Oregon’s Medical Marijuana Program (OMMP) is so successful that other states are copying their policies.
(Seattle Times) Washington state has no medical marijuana patient registry, but the Legislature is considering following Oregon’s lead as part of a sweeping overhaul bill pending in Olympia.
Patients in Washington are anxious about the proposed registry, seeing it as an invasion of privacy and a tempting tool for police, who strongly favor it, reports Jonathan Martin at The Seattle Times. Reflecting those fears, the current proposal in Washington calls for a voluntary registry.
But Oregon’s 11-year experience with a mandatory registry has resulted in patient advocates, police, attorneys and health-care professionals describing it as the least controversial part of the Beaver State’s medical marijuana law.
“I’ve been preaching this to my colleagues in Washington: A registry can protect you,” said Madeline Martinez, executive director of Oregon NORML. “Every state should have one.” In Oregon, a patient whose physician recommends medical marijuana must enroll and pay the $100 yearly registry fee to gain protection from arrest or unwarranted searches of a home or grow site.
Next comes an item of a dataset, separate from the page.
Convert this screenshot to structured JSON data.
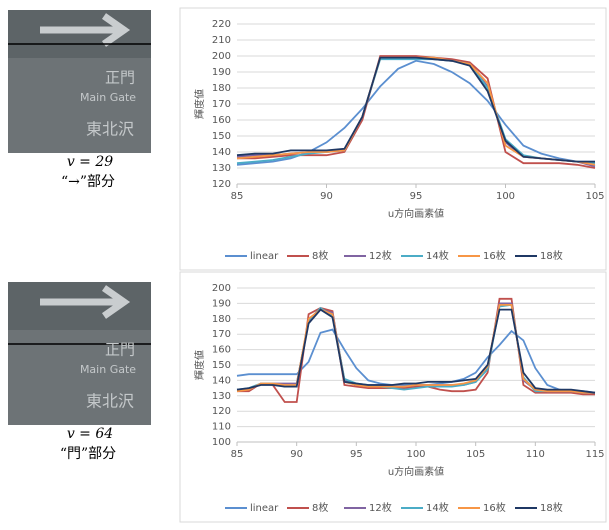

Membership has almost doubled from 23,114 in 2008 to 41,407 in 2010. Nearly 25 percent of Oregon’s doctors have patient on the medical marijuana registry.
The registry is helpful because it allows police to quickly tell if a medical marijuana patient is legitimate, said Lt. Ted Phillips of the Oregon State Patrol’s narcotics section. Police can access the registry through a secure data link only to confirm a patient’s qualification, not to fish for names.